Known as “the Father Effect,” the collective benefits of a child having a father in his or her life are substantial. While children who only see their fathers here and there typically still experience the Father Effect to some degree, children who have fully engaged fathers are even more likely to reap the benefits of the time spent together. Research shows that, by you being active in your son or daughter’s life, he or she is:
More likely to have healthy relationships
If you play an active role as a father in your son or daughter’s life, he or she becomes more likely to find and cultivate healthy, successful relationships of his or her own. In addition to being more likely to find healthy, mutually beneficial relationships, your child is also statistically less likely to engage in risky sex because of your involvement in his or her life.
Less likely to experience psychological or learning issues
Your children are also less likely to experience psychological problems because of your presence in their lives. In addition to being less likely to suffer depression, anxiety and related issues, children who have active fathers tend to have higher IQ scores by age 3 than their peers who do not have engaged fathers.

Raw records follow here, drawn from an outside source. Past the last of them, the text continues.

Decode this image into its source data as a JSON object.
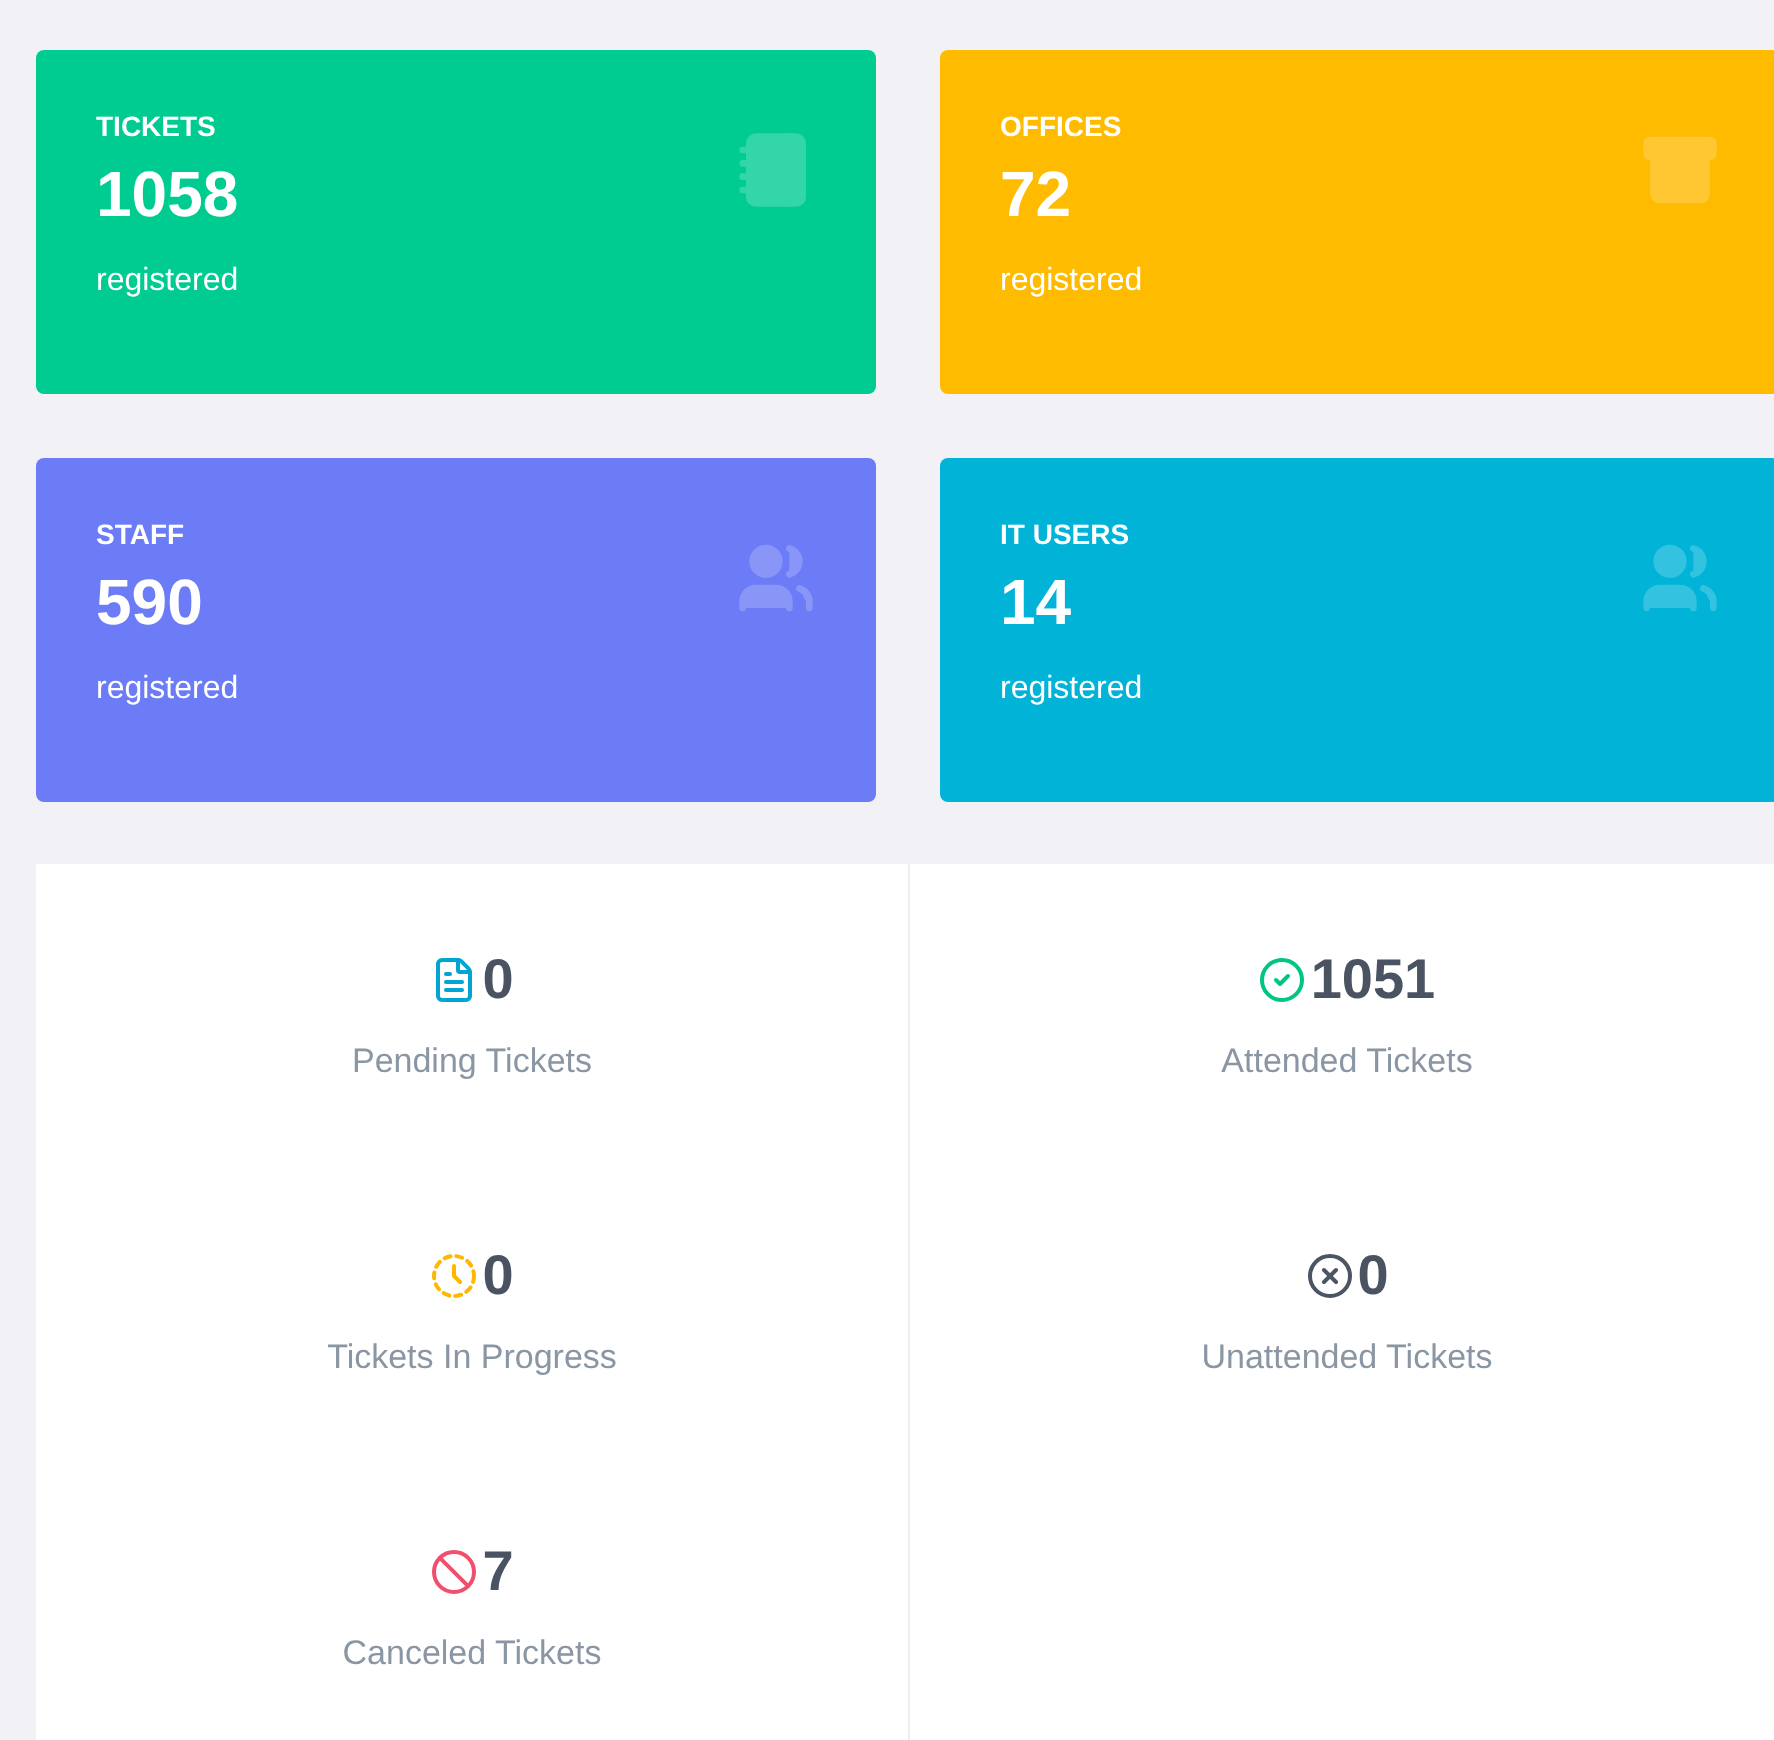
{
  "summary_cards": [
    {
      "title": "TICKETS",
      "count": "1058",
      "caption": "registered",
      "kind": "notebook",
      "color": "#00cc92"
    },
    {
      "title": "OFFICES",
      "count": "72",
      "caption": "registered",
      "kind": "archive",
      "color": "#ffbb00"
    },
    {
      "title": "STAFF",
      "count": "590",
      "caption": "registered",
      "kind": "users",
      "color": "#6b7cf6"
    },
    {
      "title": "IT USERS",
      "count": "14",
      "caption": "registered",
      "kind": "users",
      "color": "#00b3d7"
    }
  ],
  "ticket_stats": [
    {
      "value": "0",
      "label": "Pending Tickets",
      "kind": "pending"
    },
    {
      "value": "1051",
      "label": "Attended Tickets",
      "kind": "attended"
    },
    {
      "value": "0",
      "label": "Tickets In Progress",
      "kind": "progress"
    },
    {
      "value": "0",
      "label": "Unattended Tickets",
      "kind": "unattended"
    },
    {
      "value": "7",
      "label": "Canceled Tickets",
      "kind": "canceled"
    }
  ]
}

Less likely to rely on public assistance
Your son or daughter is also less likely to become homeless if you play an active role in his or her life. Additionally, he or she is statistically less likely to have to rely on government assistance, such as welfare or food assistance, as a result of your presence.
In summary, maintaining an active role in your son or daughter’s life is critical to his or her progression and development. Even spending short amounts of time with your child can have considerable benefits when compared with not seeing your child at all.